Au lendemain des tragiques événements du Haymarket à Chicago, Tufferd continua d’envoyer des chroniques à La Tribune des peuples dans lesquelles il prédisait l’éclatement d’une grève générale dans l’ensemble des États-Unis et la victoire électorale prochaine des socialistes ; et, si cette victoire était contestée, une commotion violente. Il était également persuadé que les anarchistes de Chicago — parmi lesquels son ami Parsons — gagneraient finalement leur procès en appel.

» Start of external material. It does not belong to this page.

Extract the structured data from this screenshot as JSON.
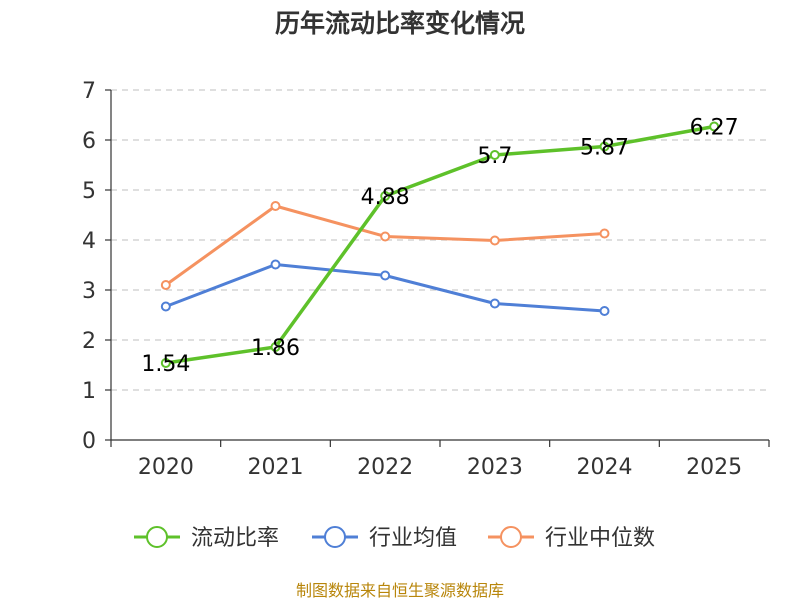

A-t-il peu après senti qu’il n’en serait rien et qu’au contraire, il était lui-même dans le colimateur de la police pour avoir collaboré à The Alarm et avoir été en contact avec le principal dirigeant des anarchistes de Chicago ? Toujours est-il qu’il rentra brusquement et définitivement en France fin 1886 ou début 1887, s’installant à Montbéliard, ville d’où était originaire sa famille paternelle.

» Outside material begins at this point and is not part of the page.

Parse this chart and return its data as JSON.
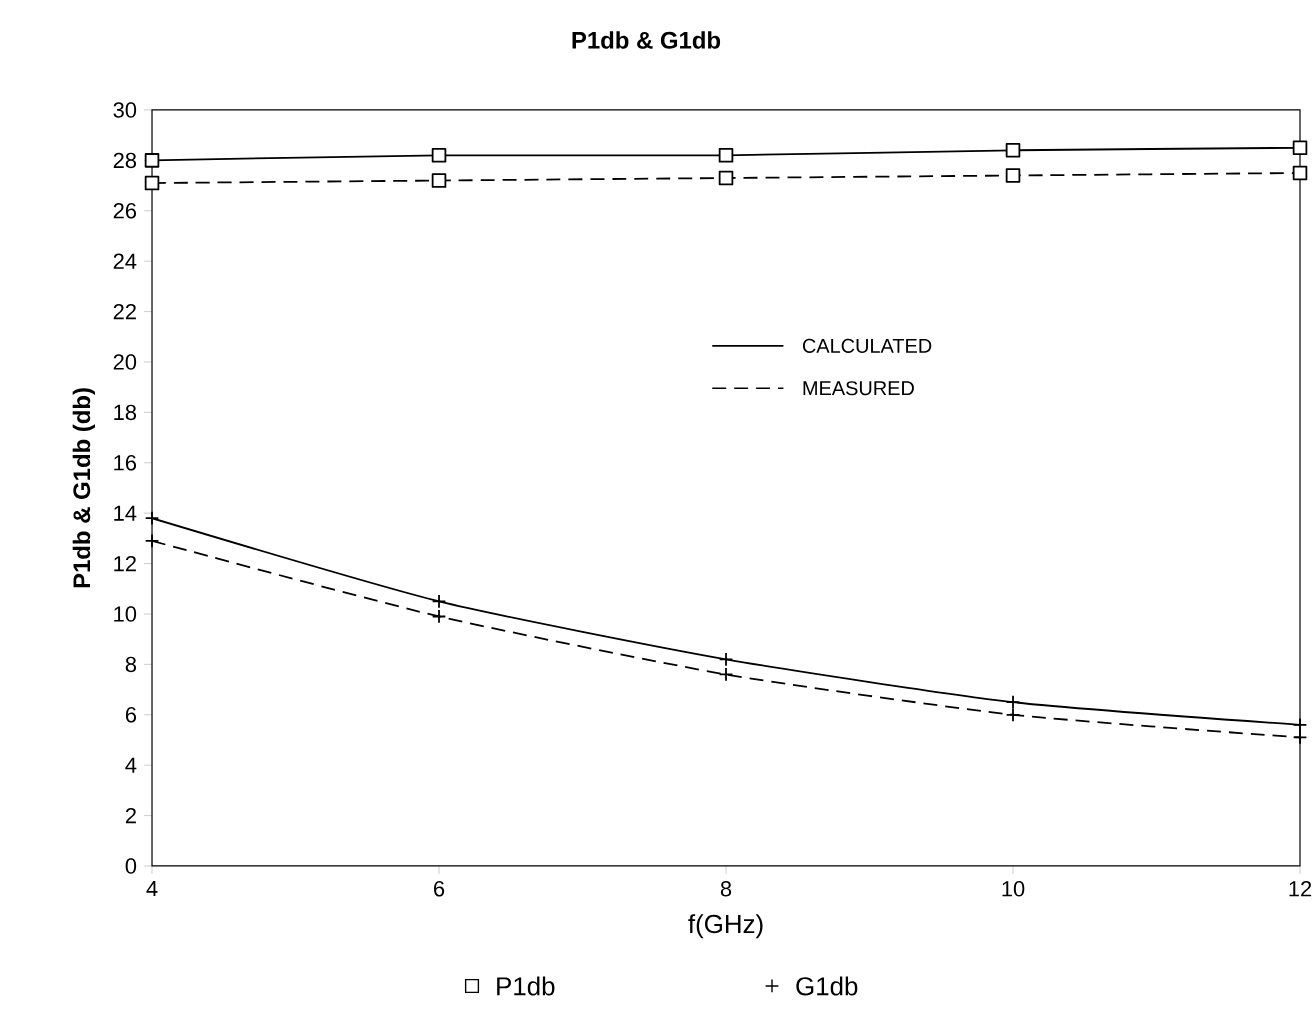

Il ne renonça pas pour autant à ses activités journalistiques militantes. Il prit contact avec Benoît Malon, qui dirigeait la publication de La Revue socialiste, pour lui proposer une série de quatre articles très détaillés sur « Le socialisme en Amérique », qui parurent finalement entre mai et octobre 1887. On peut même penser que les louanges qu’il tressa à cet occasion aux Chevaliers du Travail contribuèrent, quelques années plus tard, à faciliter le travail de Lucien Sanial, lorsque ce dernier (qui avait connu Tuefferd à New York) entreprit d’implanter l’Ordre en France en revenant du congrès de Zürich de la Deuxième Internationale en septembre 1893.
Toujours en 1887, F. Tuefferd fit paraître chez Bouriand (l’éditeur de La Tribune des peuples), un important travail intitulé Un Programme social, qui faisait la synthèse de ses idées et de ses écrits antérieurs. Il avait également en projet de faire rééditer ses écrits des années 1860-70, mais il ne semble pas que cela se soit fait.

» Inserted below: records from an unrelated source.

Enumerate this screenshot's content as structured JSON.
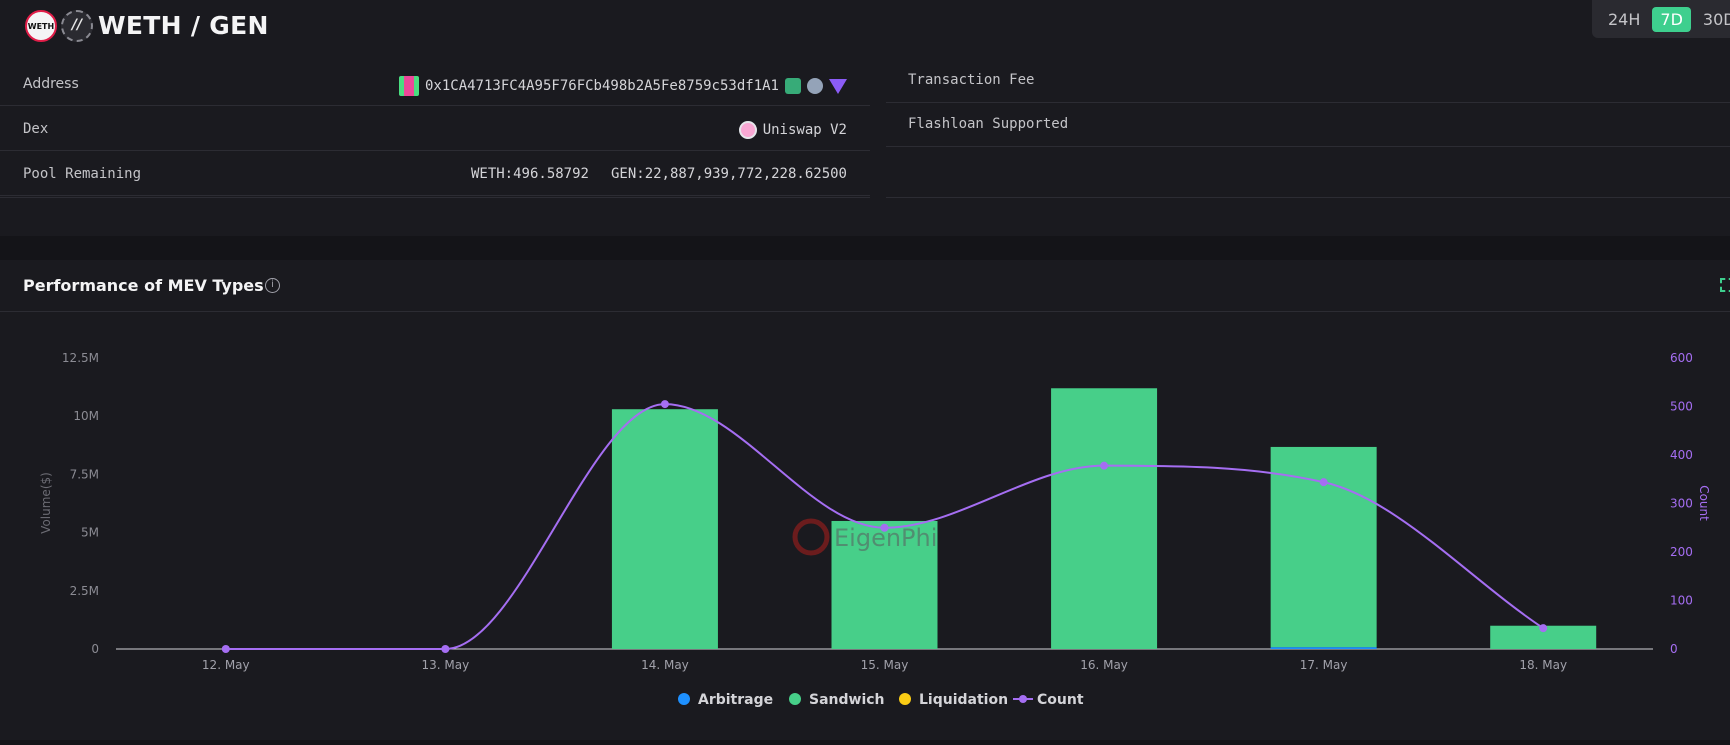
{
  "header": {
    "token_a_icon": "WETH",
    "token_b_icon": "//",
    "pair_title": "WETH / GEN",
    "ranges": [
      {
        "label": "24H",
        "active": false
      },
      {
        "label": "7D",
        "active": true
      },
      {
        "label": "30D",
        "active": false
      }
    ]
  },
  "info_left": {
    "address_label": "Address",
    "address_value": "0x1CA4713FC4A95F76FCb498b2A5Fe8759c53df1A1",
    "dex_label": "Dex",
    "dex_value": "Uniswap V2",
    "pool_label": "Pool Remaining",
    "pool_weth": "WETH:496.58792",
    "pool_gen": "GEN:22,887,939,772,228.62500"
  },
  "info_right": {
    "fee_label": "Transaction Fee",
    "fee_value": "-",
    "flashloan_label": "Flashloan Supported"
  },
  "card": {
    "title": "Performance of MEV Types",
    "info_glyph": "i"
  },
  "colors": {
    "arbitrage": "#1e90ff",
    "sandwich": "#47cf89",
    "liquidation": "#facc15",
    "count": "#a56ef2",
    "accent": "#3ecf8e"
  },
  "chart_data": {
    "type": "bar",
    "categories": [
      "12. May",
      "13. May",
      "14. May",
      "15. May",
      "16. May",
      "17. May",
      "18. May"
    ],
    "series": [
      {
        "name": "Arbitrage",
        "values": [
          0,
          0,
          0,
          0,
          0,
          80000,
          0
        ]
      },
      {
        "name": "Sandwich",
        "values": [
          0,
          0,
          10300000,
          5500000,
          11200000,
          8600000,
          1000000
        ]
      },
      {
        "name": "Liquidation",
        "values": [
          0,
          0,
          0,
          0,
          0,
          0,
          0
        ]
      },
      {
        "name": "Count",
        "axis": "right",
        "values": [
          0,
          0,
          505,
          250,
          378,
          344,
          43
        ]
      }
    ],
    "ylabel": "Volume($)",
    "y2label": "Count",
    "ylim": [
      0,
      12500000
    ],
    "y2lim": [
      0,
      600
    ],
    "y_ticks": [
      "0",
      "2.5M",
      "5M",
      "7.5M",
      "10M",
      "12.5M"
    ],
    "y2_ticks": [
      "0",
      "100",
      "200",
      "300",
      "400",
      "500",
      "600"
    ],
    "legend": [
      "Arbitrage",
      "Sandwich",
      "Liquidation",
      "Count"
    ],
    "legend_position": "bottom-center",
    "watermark": "EigenPhi"
  }
}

Il n’avait pas perdu le contact avec les militants révolutionnaires franco-américains. Dans une lettre publiée par Le Réveil des mineurs(de Charleroi, Pennsylvanie) en mars 1891, il faisait dans ces termes le bilan de sa vie :
« Je ne suis qu’un modeste étudiant en économie sociale () Mes sympathies sont certainement pour les anarchistes, mais je ne suis pas encore arrivé à me convaincre que le monde arivera autrement que par l’évolution, à l’organisation anarchique () Jusqu’à présent j’ai fait sortir l’anarchisme de l’économie politique ; je procède d’Adam Smith autant que de Proudhon et de Bakounine, et je considère comme mes frères tous ceux qui travaillent avec dévouement et sincérité à l’émancipation complète des travailleurs et des exploités, et à la régénérescence de l’humanité. »
Frédéric Tuefferd vécut les dernières années de sa vie à Montbéliard (Doubs), « dans un isolement à peu près complet, méditant les problèmes » préoccupant tous les partisans de la révolution sociale (Réveil des mineurs, mars 1891). Il décéda à l’hospice civil, le 31 octobre 1891. Il était alors célibataire et avait la qualité de « propriétaire » ; sans doute avait-il hérité de ses parents, tous deux décédés.
Oeuvre : Essai d’économie sociale, New York, Impr. du Messager franco-américain, 1864. — Un programme social, Paris, Bouriand, 1887.